6. Radicalization in mosques and on social media. How are young Muslims being drawn into terrorism? What can be done to counter a seductive message that has reached deep into Europe and the U.S. and inspired jihadists by the thousands to travel to the Middle East for terrorist training that can be exported back home?
7. The Islamist cyberthreat. The hacking of the U.S. Central Command’s social-media accounts this week apparently didn’t inflict serious damage, but the episode was evidence of a new front in the fight against terrorism.
Once congressional hearings have outlined the scale of the challenge, it is essential to turn to the sources of our enemies’ strategic thinking and doctrine. Doing so will be controversial, but it is vital to understand the motivations and assumptions of the radical Islamist movement.
On Feb. 22, 1946, U.S. attaché to Moscow George Kennan sent what became known as the “Long Telegram.” In 8,000 words, he outlined the nature of Soviet Union communism with clarity and force. His analysis shaped much of the American transition to a policy of containing the Soviet Union. It is a tragedy, if not a scandal, that nearly 14 years after 9/11, we are still in need of an equivalent “Long Telegram” about the nature of radical Islamism.
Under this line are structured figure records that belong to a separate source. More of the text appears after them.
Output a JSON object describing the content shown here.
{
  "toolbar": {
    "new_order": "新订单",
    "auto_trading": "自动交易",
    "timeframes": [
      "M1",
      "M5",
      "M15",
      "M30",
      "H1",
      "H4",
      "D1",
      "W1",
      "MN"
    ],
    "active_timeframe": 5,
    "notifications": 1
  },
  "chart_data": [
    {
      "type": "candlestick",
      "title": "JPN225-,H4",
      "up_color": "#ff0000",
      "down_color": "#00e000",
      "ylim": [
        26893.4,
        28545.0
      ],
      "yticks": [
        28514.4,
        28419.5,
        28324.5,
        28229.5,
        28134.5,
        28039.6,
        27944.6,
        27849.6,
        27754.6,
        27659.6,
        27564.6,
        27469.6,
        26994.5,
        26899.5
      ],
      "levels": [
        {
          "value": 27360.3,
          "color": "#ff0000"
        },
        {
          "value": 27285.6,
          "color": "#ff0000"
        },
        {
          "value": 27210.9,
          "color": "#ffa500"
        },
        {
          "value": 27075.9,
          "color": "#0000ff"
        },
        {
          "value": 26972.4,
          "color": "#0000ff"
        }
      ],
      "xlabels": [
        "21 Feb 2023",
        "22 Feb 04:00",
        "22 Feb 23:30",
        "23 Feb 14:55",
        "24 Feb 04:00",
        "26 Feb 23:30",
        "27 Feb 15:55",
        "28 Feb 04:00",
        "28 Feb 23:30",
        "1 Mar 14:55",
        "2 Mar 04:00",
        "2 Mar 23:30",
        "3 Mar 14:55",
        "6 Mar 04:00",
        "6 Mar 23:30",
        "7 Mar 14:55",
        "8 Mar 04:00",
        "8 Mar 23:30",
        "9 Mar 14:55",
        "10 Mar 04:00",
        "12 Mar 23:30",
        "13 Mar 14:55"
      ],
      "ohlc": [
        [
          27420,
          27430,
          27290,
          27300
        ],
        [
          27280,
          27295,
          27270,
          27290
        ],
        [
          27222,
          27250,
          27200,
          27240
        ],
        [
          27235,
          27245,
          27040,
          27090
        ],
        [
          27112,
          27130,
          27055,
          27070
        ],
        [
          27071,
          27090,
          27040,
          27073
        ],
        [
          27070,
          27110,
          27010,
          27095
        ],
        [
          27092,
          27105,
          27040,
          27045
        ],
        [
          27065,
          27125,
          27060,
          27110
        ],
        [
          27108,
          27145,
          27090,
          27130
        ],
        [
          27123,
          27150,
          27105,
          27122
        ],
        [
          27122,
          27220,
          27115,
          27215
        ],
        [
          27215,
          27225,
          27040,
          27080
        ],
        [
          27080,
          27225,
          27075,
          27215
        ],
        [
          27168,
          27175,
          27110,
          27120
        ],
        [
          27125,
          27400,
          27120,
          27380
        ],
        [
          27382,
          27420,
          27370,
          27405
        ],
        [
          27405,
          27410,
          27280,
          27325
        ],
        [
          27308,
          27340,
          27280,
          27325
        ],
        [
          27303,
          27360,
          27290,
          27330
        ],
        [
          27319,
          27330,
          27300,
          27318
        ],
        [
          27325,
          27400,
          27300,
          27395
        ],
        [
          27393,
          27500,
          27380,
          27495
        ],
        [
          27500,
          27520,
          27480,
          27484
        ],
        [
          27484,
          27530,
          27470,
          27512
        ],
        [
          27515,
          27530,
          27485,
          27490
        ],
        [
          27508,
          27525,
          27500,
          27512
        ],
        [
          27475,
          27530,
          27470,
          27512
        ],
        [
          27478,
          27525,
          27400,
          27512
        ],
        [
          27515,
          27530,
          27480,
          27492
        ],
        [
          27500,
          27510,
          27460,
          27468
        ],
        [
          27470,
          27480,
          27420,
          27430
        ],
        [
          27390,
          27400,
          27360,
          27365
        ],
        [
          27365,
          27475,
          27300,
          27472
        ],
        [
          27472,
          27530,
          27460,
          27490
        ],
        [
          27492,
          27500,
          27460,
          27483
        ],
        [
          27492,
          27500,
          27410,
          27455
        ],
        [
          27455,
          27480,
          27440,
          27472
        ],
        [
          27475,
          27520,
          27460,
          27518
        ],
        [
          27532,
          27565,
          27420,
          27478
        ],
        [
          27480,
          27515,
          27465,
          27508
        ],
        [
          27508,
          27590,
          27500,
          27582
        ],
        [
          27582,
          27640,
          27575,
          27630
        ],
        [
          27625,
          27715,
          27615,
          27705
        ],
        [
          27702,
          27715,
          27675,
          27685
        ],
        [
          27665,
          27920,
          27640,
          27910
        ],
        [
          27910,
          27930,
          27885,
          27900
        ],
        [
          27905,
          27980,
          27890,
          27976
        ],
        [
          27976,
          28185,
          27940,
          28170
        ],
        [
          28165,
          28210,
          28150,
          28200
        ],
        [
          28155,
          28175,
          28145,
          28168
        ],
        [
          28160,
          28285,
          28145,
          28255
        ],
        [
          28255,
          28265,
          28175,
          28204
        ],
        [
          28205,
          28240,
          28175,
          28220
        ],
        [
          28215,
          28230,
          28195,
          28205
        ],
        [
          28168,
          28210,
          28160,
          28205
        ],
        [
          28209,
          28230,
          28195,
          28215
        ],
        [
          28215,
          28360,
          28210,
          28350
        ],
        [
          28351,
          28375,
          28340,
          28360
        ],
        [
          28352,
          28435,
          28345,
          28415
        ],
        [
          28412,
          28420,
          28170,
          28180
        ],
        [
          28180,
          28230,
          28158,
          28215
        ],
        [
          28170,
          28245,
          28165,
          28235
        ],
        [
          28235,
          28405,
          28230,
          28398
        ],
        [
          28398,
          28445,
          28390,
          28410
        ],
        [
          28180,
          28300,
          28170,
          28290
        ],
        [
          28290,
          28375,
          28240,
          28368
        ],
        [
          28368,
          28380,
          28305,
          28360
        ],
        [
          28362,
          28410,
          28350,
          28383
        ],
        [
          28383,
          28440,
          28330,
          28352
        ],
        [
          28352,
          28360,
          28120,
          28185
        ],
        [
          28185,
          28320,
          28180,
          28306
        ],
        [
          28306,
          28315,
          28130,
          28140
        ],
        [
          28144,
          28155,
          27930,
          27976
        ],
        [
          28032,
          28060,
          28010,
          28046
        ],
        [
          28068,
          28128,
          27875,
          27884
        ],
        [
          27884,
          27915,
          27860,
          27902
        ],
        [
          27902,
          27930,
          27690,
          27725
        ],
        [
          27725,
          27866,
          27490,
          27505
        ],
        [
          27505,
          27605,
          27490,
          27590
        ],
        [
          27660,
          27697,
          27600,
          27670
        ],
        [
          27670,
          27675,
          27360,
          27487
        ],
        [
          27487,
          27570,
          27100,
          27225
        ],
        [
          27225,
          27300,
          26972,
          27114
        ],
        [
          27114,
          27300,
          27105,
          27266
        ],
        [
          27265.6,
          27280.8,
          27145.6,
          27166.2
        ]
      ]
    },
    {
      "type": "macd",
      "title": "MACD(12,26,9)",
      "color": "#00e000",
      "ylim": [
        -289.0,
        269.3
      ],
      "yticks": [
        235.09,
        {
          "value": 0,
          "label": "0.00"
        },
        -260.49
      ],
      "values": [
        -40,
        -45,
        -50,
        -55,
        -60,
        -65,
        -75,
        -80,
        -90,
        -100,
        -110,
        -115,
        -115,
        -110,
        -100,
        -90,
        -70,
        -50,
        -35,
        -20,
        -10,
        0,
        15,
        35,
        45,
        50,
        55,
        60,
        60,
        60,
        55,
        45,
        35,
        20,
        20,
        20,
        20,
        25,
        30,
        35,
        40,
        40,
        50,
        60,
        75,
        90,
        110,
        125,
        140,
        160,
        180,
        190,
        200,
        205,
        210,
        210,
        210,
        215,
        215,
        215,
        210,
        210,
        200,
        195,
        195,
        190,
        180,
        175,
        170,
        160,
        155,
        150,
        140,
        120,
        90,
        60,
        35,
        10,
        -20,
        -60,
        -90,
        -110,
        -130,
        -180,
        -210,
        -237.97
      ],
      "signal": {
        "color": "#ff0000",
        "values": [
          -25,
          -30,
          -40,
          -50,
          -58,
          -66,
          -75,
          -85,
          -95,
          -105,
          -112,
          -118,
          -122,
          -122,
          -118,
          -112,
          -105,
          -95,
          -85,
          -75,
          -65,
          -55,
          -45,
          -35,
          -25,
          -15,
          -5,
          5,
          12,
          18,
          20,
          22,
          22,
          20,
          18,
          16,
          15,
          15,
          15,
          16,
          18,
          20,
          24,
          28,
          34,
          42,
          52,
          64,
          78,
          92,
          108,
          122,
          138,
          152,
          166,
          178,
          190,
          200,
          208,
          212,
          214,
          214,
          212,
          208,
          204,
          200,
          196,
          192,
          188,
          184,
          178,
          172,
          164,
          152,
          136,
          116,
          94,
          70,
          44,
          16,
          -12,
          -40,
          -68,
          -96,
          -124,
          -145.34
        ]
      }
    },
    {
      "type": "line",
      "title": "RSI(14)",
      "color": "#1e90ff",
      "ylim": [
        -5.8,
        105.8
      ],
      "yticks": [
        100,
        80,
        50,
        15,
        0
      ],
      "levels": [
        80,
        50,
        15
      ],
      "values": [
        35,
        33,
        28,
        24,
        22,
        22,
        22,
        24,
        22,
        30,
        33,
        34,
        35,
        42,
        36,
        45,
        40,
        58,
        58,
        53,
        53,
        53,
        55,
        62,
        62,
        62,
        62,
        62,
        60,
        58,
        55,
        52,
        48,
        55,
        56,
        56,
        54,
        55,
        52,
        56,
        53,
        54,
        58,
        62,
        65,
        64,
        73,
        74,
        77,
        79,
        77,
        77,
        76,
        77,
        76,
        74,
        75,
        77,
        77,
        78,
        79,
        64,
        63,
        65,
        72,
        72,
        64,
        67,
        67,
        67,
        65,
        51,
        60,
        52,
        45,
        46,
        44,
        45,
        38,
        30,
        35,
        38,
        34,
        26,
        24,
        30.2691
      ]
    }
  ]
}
The terrorists are immersed in Islamic history and doctrine. It is extraordinary that the political correctness of Western elites has discouraged the study of what inspires those who dream of slaughtering us. Congress should hold hearings on the historic patterns, doctrines and principles that drive the radical Islamists. No doubt these facts will make some of our elites uncomfortable. They should. We must understand the deep roots of Islamist beliefs, like the practice of beheading, if we are going to combat them.
Finally, having held hearings on the enemy and its thinking, Congress must hold hearings on strategies for achieving victory. Once the hearings are complete, preferably this year, Congress should form a commission of the wisest witnesses it heard and charge them with designing a national strategy for winning the global war against radical Islamists. If the current administration doesn’t embrace the strategy, then it can become part of the 2016 presidential campaign: Who wants to get America on offense, with a coherent and intelligible strategy, against those who would destroy us?
Mr. Gingrich, a CNN contributor, is a former speaker of the U.S. House of Representatives.